Stick with your principles

Often, a down economy forces founders and leaders to make tough tradeoffs. And those tradeoffs are much easier to navigate if you have some strong principles. In this podcast episode, Jazz Pharmaceuticals CEO Bruce Cozadd explores how he leaned on his principles when his company hit a wall during the 2008 economic crash. In particular, he shares how his principles steered him toward a unique approach to layoffs, which ultimately gave him the opportunity to hire back most of the employees who were let go during the depths of the recession.

Don’t expect everyone to like you

Especially in hard times, says Hipcamp founder and CEO Alyssa Ravasio, it’s impossible to build a company and get everyone to like you. To lead an organization through rough waters, you need to prepare yourself to accept some uncomfortable reactions to your decisions. And negative reactions, she adds, don’t mean you are wrong.

Rethink what “growth” means

Speaking in 2003, serial entrepreneur Judy Estrin offers several tactics that can help ventures survive a downturn: Adjust the business model and expenses to accommodate a slower growth curve, don’t cut your “burn rate” to the point where you simply bleed your company to death, look for areas of incremental growth (even if they seem a bit boring), and become the type of leader who enables tight, efficient execution and flexibility rather than explosive growth. 

Keep your sense of humor

Humor isn’t just a personal coping mechanism — it can be a legitimate management strategy. In this clip from his 2008 ETL talk, Joie de Vivre Hospitality founder Chip Conley explains that maintaining a sense of humor and creativity when delivering bad news can earn you a lot of goodwill. In his case, a funny teeshirt helped smooth over the dreary financial picture he had to paint for his investors.

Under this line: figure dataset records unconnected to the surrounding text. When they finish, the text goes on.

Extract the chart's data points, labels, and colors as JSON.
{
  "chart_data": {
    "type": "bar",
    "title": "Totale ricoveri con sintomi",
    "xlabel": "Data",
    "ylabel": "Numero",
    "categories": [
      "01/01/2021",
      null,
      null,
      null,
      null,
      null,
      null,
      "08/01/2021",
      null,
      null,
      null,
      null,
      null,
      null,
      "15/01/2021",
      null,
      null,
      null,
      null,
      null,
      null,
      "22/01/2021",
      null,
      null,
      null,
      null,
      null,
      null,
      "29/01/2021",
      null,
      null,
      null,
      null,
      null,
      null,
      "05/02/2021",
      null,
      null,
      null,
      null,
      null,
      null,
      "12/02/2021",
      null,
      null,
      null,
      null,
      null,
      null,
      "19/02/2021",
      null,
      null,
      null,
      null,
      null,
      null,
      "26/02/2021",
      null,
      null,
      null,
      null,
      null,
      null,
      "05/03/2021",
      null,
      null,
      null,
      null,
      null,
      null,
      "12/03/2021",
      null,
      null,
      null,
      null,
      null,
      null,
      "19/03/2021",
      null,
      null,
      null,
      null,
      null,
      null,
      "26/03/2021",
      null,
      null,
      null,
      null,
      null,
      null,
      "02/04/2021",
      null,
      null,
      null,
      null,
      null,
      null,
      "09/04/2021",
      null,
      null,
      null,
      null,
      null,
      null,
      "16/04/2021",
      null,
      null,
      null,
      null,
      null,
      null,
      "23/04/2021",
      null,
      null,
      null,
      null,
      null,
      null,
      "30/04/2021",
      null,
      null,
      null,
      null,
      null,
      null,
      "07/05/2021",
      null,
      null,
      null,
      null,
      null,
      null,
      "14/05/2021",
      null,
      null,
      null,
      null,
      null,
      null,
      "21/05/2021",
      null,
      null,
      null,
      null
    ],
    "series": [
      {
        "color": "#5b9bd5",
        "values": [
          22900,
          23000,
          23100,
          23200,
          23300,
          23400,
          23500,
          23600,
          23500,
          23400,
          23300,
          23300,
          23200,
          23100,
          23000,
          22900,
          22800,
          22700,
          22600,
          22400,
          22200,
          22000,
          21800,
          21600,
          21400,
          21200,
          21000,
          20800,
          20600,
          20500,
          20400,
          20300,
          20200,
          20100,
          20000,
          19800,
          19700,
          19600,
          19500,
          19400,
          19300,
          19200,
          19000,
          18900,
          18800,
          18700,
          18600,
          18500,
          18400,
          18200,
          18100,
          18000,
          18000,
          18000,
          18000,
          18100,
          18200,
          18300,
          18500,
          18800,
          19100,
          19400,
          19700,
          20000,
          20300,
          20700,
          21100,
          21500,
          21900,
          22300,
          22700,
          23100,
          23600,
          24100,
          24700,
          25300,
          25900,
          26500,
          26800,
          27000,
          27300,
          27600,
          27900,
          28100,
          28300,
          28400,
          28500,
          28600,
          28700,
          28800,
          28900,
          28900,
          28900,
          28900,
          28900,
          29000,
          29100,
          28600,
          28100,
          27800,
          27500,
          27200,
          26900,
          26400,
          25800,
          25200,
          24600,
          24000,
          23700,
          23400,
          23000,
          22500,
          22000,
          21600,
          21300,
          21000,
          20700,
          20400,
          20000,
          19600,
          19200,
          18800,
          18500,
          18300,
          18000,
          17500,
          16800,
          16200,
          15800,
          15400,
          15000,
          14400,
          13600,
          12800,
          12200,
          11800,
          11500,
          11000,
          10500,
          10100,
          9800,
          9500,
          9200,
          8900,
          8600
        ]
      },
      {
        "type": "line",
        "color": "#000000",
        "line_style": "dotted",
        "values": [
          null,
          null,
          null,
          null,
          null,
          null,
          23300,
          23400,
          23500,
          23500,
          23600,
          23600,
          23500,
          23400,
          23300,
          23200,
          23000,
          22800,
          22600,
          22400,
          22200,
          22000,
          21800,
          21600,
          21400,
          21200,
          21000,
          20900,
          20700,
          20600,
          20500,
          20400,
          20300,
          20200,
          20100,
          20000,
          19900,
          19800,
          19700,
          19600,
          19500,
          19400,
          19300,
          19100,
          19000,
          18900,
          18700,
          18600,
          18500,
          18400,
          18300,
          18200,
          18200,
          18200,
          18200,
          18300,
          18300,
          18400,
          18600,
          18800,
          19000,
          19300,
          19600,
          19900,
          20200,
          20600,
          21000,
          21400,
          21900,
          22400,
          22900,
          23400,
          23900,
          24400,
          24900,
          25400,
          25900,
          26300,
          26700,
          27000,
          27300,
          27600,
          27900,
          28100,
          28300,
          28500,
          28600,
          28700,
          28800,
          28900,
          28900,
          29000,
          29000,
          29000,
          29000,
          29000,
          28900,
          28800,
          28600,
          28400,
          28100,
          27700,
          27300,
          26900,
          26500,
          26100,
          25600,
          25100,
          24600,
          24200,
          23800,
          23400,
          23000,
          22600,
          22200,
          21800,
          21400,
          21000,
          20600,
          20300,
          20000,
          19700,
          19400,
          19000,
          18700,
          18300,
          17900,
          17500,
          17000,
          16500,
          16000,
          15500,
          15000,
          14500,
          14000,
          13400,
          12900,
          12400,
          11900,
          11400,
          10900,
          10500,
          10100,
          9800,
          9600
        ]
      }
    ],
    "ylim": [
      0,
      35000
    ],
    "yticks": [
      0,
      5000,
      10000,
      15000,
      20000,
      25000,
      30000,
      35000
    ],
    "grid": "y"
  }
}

If you’re going public, be prepared for tough questions

Say you do manage to keep up momentum, and get to the point where you’re considering going public. How does the IPO process differ in a down economy? Dominic Orr, former CEO of Aruba Networks, experienced IPOs during the dot-com bubble and amid the Great Recession, and found them to be remarkably different experiences. In a downturn, he finds, you need to prepare yourself for much tougher questions about your filing documents and business strategy — because the investment banks are not just planning to flip a hot stock and sell it for a quick profit. 

Trust the power of human ingenuity

Speaking at the outset of the COVID-19 pandemic, Alibaba co-founder and executive vice chairman Joe Tsai invites us to consider wars and pandemics of the past, and take courage from the inherent human urge to bounce back. Human beings are by nature optimistic, he finds, and will always “look up rather than look down.”

Remember: The best companies will still get funded

Speaking in 2009, during the Great Recession, Microsoft’s then-CEO Steve Balmer points to several game-changing companies (General Electric, Apple, and even Microsoft itself) that were founded during economic downturns. “If you’ve got the right idea, you will get some funding,” he says. “The ideas that weren’t good enough shouldn’t get funded, and they won’t be funded today.” Investors and customers will be pickier in down economies, he observes, but those more challenging filters can be an opportunity to build a stronger business in the long run.